Reputation: 13
I have a DataFrame that looks like this below:
ID | Clicks | Clicks_GA | Discrep_% | Discrep_Found |
---|---|---|---|---|
5939 | 18482 | 18480 | .01 | False |
#Calculates the discrepancy % (I also import numpy as np)
df['Discrep_%'] = np.absolute(df['Clicks'] - df['Clicks_GA']) / (df['Clicks_GA'] * 100)
#Returns true or false if the discrepancy is less than the abs value of 5%
df['Discrep_Found'] = (df['Discrep_%'] > .05)
The problem is that I have multiple dataframes, and I don't want to copy and paste the same line of code a bunch of times.

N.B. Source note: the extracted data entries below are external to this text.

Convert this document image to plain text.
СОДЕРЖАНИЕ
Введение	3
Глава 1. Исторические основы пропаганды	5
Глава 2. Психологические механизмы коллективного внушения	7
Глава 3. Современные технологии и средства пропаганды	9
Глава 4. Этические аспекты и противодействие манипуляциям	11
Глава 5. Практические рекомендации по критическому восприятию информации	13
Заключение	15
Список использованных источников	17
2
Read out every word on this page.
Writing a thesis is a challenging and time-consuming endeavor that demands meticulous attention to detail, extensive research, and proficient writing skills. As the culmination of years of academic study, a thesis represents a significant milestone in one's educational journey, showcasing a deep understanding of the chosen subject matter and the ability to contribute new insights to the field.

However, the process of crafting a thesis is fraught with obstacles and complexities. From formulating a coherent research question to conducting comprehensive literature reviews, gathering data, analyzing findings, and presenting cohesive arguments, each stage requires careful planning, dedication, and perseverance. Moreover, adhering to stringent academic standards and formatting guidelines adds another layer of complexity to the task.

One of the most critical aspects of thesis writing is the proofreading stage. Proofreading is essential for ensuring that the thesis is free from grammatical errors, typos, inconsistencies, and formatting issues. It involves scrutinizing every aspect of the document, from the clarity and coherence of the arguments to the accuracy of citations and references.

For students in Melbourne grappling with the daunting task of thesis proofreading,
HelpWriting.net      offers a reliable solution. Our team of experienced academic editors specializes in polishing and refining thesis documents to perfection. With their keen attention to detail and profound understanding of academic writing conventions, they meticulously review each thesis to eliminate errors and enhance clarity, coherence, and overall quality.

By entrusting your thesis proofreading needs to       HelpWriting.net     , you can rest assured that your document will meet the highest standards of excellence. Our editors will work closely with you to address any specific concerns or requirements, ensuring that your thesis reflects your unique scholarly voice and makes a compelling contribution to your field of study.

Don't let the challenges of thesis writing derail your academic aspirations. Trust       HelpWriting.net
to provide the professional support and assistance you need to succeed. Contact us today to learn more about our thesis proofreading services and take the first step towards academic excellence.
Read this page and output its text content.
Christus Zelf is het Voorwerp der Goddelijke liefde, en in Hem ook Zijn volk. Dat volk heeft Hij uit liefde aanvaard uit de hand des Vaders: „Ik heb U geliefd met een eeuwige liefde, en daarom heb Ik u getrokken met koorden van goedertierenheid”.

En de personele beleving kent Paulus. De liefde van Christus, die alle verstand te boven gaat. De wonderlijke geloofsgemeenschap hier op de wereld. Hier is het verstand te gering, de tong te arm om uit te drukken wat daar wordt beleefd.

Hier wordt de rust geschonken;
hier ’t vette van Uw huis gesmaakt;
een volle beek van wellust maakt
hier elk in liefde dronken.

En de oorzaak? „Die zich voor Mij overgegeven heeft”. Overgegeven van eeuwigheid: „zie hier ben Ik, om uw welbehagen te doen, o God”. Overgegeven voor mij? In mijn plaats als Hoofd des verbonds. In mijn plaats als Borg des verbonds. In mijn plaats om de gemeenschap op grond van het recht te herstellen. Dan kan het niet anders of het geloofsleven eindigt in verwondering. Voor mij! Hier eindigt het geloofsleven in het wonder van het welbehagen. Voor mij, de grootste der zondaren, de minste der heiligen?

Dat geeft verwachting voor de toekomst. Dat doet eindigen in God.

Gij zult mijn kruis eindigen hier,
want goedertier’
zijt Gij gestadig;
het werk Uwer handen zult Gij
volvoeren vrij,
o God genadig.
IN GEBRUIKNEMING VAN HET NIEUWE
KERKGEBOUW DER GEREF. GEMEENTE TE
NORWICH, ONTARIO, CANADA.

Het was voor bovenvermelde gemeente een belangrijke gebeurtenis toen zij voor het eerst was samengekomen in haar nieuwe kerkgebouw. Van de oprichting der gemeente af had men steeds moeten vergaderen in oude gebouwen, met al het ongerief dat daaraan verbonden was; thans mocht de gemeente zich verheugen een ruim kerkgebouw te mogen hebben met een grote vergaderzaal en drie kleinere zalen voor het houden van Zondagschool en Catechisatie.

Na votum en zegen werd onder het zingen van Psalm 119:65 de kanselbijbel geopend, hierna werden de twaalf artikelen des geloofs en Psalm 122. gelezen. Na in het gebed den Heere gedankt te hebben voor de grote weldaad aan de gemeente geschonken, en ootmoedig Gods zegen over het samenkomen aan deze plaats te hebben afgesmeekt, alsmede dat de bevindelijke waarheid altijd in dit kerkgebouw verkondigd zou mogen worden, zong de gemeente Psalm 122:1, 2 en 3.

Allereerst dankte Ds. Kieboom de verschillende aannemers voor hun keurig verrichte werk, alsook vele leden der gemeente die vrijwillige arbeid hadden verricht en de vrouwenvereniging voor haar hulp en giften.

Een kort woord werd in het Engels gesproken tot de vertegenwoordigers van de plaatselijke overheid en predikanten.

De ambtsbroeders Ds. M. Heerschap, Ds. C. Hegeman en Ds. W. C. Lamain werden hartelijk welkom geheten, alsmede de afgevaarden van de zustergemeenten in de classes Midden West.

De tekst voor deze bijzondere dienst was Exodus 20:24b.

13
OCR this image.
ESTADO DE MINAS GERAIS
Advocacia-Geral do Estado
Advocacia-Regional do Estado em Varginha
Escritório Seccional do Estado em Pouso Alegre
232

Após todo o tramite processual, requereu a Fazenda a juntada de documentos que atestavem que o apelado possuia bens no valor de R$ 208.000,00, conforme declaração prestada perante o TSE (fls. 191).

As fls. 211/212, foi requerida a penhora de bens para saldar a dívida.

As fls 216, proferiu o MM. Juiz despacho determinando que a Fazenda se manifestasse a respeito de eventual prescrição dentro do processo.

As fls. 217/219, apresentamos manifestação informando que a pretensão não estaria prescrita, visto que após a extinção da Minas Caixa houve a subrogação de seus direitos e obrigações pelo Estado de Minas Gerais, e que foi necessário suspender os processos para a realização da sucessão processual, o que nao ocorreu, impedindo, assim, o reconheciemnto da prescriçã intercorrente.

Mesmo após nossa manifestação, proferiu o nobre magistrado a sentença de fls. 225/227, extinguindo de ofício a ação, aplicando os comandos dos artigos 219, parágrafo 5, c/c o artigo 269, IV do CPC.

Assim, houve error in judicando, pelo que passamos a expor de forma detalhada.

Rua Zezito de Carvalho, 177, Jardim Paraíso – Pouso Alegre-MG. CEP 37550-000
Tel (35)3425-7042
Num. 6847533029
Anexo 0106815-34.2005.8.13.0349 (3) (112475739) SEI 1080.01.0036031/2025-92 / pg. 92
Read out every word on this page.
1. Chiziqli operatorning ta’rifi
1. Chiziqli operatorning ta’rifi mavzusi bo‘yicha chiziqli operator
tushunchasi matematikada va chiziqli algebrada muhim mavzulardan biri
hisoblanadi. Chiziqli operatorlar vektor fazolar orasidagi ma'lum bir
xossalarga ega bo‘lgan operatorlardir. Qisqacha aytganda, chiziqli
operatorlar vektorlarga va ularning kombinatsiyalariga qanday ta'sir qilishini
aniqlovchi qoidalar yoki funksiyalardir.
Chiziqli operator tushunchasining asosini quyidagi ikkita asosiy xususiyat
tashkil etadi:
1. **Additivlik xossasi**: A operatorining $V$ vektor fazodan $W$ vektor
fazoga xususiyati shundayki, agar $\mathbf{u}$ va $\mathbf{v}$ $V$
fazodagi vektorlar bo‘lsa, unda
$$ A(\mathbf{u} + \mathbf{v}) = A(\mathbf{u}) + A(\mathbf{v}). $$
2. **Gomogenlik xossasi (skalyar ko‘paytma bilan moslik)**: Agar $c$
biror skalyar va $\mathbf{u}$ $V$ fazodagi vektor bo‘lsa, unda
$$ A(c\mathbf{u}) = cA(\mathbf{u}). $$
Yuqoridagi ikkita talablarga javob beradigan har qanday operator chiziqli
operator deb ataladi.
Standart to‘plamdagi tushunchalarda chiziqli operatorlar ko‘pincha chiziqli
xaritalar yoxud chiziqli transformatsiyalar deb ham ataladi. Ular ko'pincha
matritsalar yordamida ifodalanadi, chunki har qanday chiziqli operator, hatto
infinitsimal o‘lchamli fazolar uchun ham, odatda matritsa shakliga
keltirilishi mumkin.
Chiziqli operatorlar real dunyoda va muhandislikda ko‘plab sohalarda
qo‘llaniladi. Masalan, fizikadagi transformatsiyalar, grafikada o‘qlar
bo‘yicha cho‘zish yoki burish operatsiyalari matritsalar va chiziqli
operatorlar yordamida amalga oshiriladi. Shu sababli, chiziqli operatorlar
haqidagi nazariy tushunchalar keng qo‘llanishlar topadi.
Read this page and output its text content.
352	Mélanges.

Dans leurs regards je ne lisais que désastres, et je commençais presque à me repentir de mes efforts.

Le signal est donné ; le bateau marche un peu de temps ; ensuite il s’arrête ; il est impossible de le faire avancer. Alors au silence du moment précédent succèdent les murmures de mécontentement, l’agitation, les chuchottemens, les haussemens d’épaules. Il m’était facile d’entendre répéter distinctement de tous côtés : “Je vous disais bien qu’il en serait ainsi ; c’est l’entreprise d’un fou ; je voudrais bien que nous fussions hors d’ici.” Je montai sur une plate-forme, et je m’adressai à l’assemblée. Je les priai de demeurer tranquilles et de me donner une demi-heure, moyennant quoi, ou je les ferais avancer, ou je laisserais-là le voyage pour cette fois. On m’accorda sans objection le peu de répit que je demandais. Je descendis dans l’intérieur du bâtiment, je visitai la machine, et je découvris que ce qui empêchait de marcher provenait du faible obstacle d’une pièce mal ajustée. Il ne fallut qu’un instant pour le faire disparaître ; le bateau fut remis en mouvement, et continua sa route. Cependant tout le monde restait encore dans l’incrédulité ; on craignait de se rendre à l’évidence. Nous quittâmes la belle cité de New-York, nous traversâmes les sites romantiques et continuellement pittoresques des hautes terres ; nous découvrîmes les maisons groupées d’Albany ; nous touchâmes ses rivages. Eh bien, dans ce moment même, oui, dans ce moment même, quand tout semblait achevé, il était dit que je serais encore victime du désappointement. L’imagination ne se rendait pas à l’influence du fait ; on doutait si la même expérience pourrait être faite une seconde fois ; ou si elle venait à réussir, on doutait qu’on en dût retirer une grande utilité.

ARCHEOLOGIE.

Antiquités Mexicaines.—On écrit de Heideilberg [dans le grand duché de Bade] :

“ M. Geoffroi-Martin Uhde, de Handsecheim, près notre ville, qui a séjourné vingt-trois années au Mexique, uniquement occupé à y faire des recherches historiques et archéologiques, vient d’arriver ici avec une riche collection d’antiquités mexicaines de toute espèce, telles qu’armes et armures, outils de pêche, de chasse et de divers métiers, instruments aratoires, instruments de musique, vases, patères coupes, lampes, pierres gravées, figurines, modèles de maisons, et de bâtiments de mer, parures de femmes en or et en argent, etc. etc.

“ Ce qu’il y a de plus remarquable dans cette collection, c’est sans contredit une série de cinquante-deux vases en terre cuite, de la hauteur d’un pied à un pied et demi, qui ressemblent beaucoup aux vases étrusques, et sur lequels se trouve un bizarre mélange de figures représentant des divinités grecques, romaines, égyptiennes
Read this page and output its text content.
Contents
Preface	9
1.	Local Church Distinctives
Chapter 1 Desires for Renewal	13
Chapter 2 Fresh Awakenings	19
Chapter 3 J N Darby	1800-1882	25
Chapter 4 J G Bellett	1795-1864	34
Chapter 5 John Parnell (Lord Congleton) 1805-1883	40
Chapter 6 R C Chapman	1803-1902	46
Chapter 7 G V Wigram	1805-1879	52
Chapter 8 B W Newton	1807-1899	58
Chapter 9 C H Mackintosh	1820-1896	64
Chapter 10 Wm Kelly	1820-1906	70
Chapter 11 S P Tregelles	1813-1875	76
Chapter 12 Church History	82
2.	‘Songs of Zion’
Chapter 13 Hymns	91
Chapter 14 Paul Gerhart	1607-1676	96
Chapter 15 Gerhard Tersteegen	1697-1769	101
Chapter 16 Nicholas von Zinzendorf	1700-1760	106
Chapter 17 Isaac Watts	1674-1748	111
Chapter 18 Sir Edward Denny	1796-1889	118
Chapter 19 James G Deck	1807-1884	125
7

Is there a function I can use to make this process simpler?
Thanks!
Upvotes: 0
Views: 37
Reputation: 2804
Try this:
def count_some(df):
val = np.absolute(df['Clicks'] - df['Clicks_GA']) / (df['Clicks_GA'] * 100)
return val, val > .05
df[["Discrep_%", "Discrep_Found"]] = df.apply(count_some, axis=1, result_type='expand')
Upvotes: 1
Reputation: 19565
You could loop through the DataFrames. For example:
for df in [df1, df2, df3, ...]:
df['Discrep_%'] = np.absolute(df['Clicks'] - df['Clicks_GA']) / (df['Clicks_GA'] * 100)
df['Discrep_Found'] = (df['Discrep_%'] > .05)
Upvotes: 0